La Forge

Monsieur MARCHAND, père dans les années 1950

   Pour le ferrage à la main, c’est un teneur de pied qui aide le maréchal, comme on le voit sur la photo au-dessus. Quand le cheval est trop rebelle au ferrage un assistant lui tord le nez au moyen d’un tord-nez ; autrefois en été, l’arpette chassait les insectes qui pouvaient énerver le cheval, à l’aide d’un émouchoir (confectionné avec une queue de cheval). On ferre de moins en moins à la main par manque de teneur de pied.

 

   Le ferrage dans le travail est moins dangereux, mais plus long puisqu’il faut effectuer une à une les diverses opérations par pied. Le ferrage proprement dit comporte 5 opérations :

 

   Le premier travail, c’est d’enlever le vieux fer. Avec le brochoir et le dérivoir, on fait sauter complètement les rivets ; puis à l’aide des tricoises, on enlève les clous et enfin le fer. Le pied étant déferré, le maréchal l’examine et le cure si nécessaire.

 

   En second lieu, il faut parer le pied, c’est-à-dire le disposer à recevoir le fer, en le rapprochant de la forme naturelle. La corne doit être enlevée de manière à mettre le sabot sans son aplomb régulier. Ceci est très important ; en effet, un pied en mauvais aplomb peut entraîner des accidents de toute nature : glissades, chutes, entorses, efforts de tendons, etc. On enlève la corne en trop à l’aide du rogne-pied et du brochoir. On obtient ainsi une surface d’appui horizontale. Autrefois, on taillait la fourchette avec un outil appelé boutoir ; ceci a été abandonné car trop dangereux pour les mains du teneur de pied. Pour les pieds de devant, on passe la râpe sur le billot.

 

   Troisièmement, il faut préparer le fer, pour qu’il soit bien ajusté à la forme du pied. C’est le travail le plus difficile en maréchalerie : celui que l’apprenti apprend en dernier. Le fer est mis au feu et apporté sur l’enclume. Le maréchal lui donne rapidement le tour du pied, lui donne la tournure, la garniture et l’ajusture. Donner la tournure, c’est donner au fer le contour exact du pied, sauf en arrière où il doit progressivement déborder pour avoir la garniture nécessaire. La garniture est la partie du fer qui dépasse le contour du pied.

 

   Enfin l’ajusture est une incurvation du fer formant une convexité du côté du sol et une concavité du côté du pied ; en général, on ne pratique l’ajusture qu’en pince et d’environ 4 millimètres.

 

   Le fer peut exercer une influence considérable sur l’assiette du pied ; la préparation est donc très importante.

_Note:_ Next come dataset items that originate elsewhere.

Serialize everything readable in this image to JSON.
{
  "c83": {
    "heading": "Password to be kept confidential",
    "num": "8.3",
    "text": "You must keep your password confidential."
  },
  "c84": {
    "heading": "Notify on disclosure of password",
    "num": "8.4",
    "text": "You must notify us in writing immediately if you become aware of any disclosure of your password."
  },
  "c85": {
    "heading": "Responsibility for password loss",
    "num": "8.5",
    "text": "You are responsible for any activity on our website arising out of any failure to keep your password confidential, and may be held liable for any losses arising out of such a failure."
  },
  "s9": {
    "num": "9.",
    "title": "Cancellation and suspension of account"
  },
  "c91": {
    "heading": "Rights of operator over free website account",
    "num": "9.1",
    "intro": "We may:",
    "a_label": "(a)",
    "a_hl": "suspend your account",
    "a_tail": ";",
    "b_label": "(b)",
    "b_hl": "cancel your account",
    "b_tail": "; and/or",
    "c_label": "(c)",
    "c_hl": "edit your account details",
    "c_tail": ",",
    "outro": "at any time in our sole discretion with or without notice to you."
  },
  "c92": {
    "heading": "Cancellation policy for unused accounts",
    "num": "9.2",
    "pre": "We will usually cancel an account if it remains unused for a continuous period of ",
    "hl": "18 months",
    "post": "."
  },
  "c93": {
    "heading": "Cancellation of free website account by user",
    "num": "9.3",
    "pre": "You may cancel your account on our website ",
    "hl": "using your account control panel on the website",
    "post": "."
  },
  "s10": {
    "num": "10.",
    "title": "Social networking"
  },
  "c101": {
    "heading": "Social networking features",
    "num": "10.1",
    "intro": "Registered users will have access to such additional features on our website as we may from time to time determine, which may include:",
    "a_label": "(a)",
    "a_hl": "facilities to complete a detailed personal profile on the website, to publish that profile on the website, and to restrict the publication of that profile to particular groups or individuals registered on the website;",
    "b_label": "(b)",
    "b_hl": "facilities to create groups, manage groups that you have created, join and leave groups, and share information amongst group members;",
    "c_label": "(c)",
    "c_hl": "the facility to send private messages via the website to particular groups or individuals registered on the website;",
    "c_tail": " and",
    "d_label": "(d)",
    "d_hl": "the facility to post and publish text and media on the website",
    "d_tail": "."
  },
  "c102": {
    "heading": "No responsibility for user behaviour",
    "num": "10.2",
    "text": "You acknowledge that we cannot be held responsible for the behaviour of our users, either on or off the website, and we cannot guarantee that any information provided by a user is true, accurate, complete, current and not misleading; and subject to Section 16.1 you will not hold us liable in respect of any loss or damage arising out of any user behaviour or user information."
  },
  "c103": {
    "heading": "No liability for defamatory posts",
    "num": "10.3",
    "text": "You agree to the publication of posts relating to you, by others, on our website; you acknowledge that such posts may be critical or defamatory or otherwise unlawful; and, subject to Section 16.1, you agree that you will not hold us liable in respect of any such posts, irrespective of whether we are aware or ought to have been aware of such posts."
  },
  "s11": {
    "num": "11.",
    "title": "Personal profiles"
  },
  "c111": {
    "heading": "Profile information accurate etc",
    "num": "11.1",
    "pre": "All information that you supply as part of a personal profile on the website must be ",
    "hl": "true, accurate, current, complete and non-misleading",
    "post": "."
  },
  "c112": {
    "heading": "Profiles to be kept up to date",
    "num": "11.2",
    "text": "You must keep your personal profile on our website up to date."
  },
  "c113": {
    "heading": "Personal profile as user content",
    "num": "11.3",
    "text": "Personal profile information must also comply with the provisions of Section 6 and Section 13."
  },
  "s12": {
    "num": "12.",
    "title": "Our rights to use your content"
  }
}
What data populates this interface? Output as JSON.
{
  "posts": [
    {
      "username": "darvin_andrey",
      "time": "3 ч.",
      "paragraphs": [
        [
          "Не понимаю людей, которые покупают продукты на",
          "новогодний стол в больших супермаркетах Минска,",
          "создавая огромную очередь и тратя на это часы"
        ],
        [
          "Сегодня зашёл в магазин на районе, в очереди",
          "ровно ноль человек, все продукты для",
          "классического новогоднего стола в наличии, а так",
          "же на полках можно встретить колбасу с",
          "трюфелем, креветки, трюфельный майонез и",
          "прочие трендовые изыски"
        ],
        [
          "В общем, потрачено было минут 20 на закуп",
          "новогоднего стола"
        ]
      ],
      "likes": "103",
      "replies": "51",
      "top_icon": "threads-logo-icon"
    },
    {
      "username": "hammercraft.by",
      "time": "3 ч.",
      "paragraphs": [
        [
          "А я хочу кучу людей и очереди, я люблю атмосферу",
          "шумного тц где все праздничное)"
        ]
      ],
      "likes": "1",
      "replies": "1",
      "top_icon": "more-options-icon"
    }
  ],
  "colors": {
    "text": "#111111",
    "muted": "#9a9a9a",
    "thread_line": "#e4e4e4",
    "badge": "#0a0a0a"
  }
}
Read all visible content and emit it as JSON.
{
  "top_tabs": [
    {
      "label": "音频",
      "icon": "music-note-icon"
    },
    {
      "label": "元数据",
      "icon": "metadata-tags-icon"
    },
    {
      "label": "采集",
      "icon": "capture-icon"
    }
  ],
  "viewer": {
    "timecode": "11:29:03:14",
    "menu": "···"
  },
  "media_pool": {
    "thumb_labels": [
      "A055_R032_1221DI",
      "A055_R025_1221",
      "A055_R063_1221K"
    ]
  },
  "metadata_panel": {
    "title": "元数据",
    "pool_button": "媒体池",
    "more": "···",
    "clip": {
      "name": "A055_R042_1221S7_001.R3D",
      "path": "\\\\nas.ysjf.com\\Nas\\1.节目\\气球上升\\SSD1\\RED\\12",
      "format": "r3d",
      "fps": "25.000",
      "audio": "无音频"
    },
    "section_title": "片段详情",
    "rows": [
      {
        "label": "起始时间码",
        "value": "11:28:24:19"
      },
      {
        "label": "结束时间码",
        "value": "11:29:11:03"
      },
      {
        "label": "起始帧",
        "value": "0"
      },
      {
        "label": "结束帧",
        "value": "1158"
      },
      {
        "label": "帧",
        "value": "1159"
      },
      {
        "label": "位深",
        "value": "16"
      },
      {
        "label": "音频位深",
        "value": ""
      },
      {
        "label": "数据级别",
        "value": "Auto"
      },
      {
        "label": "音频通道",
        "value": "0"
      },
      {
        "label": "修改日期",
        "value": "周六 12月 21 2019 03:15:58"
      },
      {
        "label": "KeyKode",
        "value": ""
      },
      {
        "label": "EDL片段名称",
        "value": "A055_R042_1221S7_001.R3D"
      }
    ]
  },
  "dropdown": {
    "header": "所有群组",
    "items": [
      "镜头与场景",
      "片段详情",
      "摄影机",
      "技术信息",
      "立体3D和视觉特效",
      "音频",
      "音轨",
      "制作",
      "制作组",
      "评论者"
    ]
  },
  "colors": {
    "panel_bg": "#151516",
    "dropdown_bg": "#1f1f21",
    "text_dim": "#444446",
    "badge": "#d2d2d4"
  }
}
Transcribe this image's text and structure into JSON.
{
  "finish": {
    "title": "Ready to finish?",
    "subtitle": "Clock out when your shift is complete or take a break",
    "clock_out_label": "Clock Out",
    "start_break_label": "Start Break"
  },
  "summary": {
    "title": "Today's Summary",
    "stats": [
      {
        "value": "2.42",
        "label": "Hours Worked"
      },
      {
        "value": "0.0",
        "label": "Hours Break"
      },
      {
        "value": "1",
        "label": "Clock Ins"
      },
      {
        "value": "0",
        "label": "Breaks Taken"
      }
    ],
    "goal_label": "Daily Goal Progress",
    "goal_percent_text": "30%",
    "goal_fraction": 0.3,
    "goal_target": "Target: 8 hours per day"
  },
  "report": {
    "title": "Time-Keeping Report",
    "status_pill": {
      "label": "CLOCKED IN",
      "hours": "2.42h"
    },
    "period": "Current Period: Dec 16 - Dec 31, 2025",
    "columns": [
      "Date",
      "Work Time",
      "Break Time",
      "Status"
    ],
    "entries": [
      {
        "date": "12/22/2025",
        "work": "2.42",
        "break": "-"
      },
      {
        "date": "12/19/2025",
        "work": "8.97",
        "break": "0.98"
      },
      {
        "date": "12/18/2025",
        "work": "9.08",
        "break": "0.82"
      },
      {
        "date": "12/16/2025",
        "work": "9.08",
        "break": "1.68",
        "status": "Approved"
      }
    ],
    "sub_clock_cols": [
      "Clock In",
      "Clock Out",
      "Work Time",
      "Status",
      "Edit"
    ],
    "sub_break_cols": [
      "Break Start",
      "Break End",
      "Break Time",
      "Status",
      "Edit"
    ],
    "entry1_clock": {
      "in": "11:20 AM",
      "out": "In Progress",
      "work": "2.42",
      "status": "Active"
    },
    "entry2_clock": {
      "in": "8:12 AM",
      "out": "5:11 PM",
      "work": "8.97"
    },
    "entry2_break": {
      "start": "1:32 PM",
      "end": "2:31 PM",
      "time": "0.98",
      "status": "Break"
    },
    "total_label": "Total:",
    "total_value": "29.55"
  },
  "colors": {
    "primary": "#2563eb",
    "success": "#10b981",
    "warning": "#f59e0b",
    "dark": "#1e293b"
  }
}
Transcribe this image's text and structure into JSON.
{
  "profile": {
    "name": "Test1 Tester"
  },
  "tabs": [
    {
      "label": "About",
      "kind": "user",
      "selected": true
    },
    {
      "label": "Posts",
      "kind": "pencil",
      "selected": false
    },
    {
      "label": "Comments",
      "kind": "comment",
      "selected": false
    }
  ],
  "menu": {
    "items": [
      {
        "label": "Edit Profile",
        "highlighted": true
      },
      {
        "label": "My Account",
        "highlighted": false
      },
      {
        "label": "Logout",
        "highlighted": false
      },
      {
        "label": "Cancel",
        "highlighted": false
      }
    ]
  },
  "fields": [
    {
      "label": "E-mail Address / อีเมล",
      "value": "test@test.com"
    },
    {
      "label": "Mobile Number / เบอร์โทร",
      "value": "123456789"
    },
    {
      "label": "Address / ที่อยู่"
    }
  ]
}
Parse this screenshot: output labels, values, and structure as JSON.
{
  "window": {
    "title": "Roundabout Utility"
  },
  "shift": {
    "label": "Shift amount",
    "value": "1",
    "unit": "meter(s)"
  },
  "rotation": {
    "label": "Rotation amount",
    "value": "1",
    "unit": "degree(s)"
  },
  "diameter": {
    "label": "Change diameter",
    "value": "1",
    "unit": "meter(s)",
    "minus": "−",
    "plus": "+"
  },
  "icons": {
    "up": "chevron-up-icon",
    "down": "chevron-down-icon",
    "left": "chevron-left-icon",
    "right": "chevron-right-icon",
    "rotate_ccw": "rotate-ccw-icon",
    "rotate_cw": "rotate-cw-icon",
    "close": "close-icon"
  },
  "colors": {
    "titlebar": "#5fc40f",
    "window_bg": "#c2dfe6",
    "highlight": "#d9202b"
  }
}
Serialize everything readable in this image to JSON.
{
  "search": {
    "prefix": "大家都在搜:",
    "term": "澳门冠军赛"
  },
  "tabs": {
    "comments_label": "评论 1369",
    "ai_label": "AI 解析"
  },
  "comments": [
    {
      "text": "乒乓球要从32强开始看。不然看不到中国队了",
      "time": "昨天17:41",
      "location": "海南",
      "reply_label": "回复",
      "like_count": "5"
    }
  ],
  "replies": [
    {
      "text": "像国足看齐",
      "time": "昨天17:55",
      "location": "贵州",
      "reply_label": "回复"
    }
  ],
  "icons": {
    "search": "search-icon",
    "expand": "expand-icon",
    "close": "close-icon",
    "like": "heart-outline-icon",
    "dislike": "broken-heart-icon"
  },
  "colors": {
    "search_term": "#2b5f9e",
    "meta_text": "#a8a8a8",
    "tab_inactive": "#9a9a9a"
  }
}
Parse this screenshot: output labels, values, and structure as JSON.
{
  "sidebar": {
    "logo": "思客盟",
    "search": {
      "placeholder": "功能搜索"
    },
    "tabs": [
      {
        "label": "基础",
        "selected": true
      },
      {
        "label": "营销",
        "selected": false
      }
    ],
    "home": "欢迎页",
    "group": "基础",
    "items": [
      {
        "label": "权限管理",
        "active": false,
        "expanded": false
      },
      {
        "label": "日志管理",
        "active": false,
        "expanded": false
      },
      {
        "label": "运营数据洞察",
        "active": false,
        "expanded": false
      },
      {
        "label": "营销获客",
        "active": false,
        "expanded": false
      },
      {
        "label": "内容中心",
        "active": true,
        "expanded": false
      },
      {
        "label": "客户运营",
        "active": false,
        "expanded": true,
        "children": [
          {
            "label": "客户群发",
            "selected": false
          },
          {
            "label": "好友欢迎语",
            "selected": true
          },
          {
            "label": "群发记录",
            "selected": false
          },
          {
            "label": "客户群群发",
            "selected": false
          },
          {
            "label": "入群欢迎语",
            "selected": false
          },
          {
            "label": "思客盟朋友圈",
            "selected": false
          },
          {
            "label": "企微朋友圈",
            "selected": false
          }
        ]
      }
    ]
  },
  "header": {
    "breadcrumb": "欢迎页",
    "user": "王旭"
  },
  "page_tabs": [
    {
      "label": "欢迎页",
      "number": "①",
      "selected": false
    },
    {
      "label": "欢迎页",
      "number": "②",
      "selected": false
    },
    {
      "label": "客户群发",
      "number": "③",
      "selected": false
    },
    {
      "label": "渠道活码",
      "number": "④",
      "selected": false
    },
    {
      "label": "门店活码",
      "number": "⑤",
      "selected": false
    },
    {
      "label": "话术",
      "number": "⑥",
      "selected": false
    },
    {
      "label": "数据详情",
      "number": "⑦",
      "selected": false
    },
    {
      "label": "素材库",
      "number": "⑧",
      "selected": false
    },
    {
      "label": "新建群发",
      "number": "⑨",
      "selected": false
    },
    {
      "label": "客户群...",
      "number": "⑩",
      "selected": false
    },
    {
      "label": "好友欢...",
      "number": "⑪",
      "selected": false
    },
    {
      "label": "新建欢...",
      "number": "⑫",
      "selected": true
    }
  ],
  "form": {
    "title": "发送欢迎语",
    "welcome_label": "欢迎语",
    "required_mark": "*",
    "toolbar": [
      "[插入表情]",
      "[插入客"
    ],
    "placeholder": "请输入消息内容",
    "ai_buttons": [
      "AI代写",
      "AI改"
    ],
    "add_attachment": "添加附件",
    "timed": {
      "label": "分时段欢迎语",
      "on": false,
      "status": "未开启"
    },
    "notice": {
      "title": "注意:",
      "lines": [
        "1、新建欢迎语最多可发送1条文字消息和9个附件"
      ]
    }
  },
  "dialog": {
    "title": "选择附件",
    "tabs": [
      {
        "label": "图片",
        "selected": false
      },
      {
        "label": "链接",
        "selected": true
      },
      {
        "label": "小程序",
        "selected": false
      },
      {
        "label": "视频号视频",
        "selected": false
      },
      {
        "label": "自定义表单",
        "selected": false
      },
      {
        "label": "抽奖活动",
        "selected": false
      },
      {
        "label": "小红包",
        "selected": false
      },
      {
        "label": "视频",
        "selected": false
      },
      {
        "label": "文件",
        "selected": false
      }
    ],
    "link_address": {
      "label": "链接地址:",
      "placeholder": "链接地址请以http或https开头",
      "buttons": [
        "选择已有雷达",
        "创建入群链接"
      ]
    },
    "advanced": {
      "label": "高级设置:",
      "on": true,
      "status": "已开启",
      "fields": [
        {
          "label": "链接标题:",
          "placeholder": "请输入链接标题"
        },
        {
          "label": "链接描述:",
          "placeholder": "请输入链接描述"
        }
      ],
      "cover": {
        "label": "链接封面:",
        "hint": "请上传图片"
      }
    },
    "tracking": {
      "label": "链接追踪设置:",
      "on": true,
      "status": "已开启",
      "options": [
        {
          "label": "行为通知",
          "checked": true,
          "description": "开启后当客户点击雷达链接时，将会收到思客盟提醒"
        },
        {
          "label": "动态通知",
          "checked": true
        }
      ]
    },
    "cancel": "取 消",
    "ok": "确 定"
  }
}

   La quatrième opération consiste à faire porter le fer. Le fer préparé est présenté chaud sur le pied. Si le fer, légèrement appuyé sous le pied ne va pas, il est immédiatement rectifié sur l’enclume et présenté de nouveau. Alors l’ouvrier peut faire porter définitivement. Faire porter, c’est appliquer fortement et rapidement le fer chaud sous le sabot, dans la position qu’il aura lorsque le pied sera ferré. Le fer est maintenu droit par les tricoises, puis frappé en pince avec les tenailles, pour incruster le pinçon. Le fer produit une large empreinte de corne brûlée qui indique l’étendue et l’exactitude du contact avec le sabot. Le fer qui a porté est refroidi dans l’eau.

 

   Enfin, en cinquième lieu, on attache le fer. Le maréchal présente le fer sur le pied et régularise la corne de la paroi avec la râpe. Puis il broche, c’est-à-dire qu’il enfonce les clous dans la corne sans aller dans la partie sensible. Les clous qui ressortent de la paroi du sabot, sont coupés et enfin rivés à l’aide des tricoises et du brochoir.

   Le surquouage consiste à couper la queue du cheval. On dit surquouer ou sourquouer. Chez un cheval non surquoué, la queue peut aller presque jusqu’au sol.On coupe la queue pour deux raisons : d’hygiène et de commodité. En effet la queue gêne pour harnacher le cheval. La queue étant coupée à environ 20 centimètres ; il est beaucoup plus facile de passer la croupière. En général on procède au surquouage pour tout les chevaux de trait. Cela se fait aussi traditionnellement dans la race percheronne. Par contre les demi-sang et les pur-sang ne sont pas surquoués. Le surquouage est interdit en Angleterre. L’opération se passe ainsi. On relève le crin de chaque côté de la chair de la queue. On coupe la queue, c’est-à-dire la chair, les veines, les nerfs, les vertèbres à l’aide d’un coupe-queue. Il s’ensuit bien sûr une grosse hémorragie que l’on cautérise avec un fer chaud, appelé brûle-queue. Les réactions du cheval sont parfois violentes et dangereuses.